When I use to hear the rationale ‘but I worked really hard on it’ I would always have to throw some water on the fire with this: ‘Your work being good is not a function of it being hard to do, it is a function of it being a good idea well executed, whether it took a year, or a minute.’
People don’t like to hear that. It is natural to want some credit for doing something difficult. And you should get credit, but it is direct credit. If you do something difficult the reward is ‘I am proud of you, you did something difficult’. The reward isn’t indirect. It doesn’t guarantee that what you created with difficulty is good.

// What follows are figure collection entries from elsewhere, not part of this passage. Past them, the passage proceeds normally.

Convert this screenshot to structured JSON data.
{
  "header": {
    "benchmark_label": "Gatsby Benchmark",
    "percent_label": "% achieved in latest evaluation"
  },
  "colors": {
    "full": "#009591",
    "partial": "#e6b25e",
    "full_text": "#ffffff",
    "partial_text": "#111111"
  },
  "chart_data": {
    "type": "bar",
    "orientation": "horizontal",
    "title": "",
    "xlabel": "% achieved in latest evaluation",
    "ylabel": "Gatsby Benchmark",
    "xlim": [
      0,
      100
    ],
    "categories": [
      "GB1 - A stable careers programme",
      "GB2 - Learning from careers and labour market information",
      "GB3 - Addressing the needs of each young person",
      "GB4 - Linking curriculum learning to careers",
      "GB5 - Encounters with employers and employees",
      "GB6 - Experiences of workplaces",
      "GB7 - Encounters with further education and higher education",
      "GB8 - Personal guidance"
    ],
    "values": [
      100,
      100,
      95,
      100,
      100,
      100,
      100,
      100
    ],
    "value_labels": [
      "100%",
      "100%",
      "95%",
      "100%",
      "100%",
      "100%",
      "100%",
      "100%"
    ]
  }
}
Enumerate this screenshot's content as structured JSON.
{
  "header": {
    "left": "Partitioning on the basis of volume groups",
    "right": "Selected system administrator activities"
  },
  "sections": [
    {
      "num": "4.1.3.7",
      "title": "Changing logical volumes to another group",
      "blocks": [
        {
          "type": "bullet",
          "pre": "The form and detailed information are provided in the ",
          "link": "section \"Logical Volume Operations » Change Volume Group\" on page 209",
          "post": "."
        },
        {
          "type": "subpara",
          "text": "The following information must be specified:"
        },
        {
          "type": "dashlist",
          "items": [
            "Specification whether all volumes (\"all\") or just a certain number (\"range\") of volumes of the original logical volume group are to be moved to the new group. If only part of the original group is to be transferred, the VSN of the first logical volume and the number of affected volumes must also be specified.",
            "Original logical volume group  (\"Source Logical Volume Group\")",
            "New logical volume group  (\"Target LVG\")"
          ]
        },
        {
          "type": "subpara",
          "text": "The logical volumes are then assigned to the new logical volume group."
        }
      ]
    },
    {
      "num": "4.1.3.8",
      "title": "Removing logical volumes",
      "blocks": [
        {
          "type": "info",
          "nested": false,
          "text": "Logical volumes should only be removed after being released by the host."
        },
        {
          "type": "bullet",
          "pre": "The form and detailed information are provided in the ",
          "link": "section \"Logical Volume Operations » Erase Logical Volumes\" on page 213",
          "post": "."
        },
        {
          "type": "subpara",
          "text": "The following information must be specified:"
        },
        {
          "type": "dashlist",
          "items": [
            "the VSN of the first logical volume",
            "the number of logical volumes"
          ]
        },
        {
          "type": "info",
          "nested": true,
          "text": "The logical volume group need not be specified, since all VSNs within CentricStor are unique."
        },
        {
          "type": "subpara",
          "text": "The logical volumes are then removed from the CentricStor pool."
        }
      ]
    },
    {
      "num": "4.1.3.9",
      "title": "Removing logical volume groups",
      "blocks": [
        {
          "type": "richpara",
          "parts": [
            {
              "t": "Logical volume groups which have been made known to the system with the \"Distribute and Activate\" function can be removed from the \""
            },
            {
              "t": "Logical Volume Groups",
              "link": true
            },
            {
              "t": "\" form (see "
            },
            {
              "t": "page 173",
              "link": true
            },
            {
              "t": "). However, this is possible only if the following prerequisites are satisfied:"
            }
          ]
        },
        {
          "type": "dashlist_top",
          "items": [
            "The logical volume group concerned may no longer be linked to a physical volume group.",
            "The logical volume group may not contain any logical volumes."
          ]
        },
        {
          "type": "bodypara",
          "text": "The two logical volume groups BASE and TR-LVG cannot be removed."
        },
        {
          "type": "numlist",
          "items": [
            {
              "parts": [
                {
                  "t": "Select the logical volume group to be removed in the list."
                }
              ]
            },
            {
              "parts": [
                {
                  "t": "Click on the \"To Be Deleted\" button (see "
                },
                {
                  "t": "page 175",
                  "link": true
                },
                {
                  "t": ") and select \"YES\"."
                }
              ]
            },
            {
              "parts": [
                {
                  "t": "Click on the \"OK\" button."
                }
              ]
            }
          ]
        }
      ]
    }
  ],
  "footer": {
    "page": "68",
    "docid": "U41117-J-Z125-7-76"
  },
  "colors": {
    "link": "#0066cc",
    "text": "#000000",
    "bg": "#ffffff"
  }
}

It is especially hard to have this attitude with your kids, and it is heartbreaking to see your child do something with hard work and lots of sweat, only to find they got a C or a no comment, or even a harsh critique. But if you are helping them in the best way possible you will praise their hard work, reassure them of the good that is actually in the work and start to teach them the lesson that hard work doesn’t guarantee success, but it does guarantee progress and insight.
If you do that, then their self-esteem will not be attached only to their successes but to their failures and setbacks as well. And THAT is when their self-esteem will stay with them forever.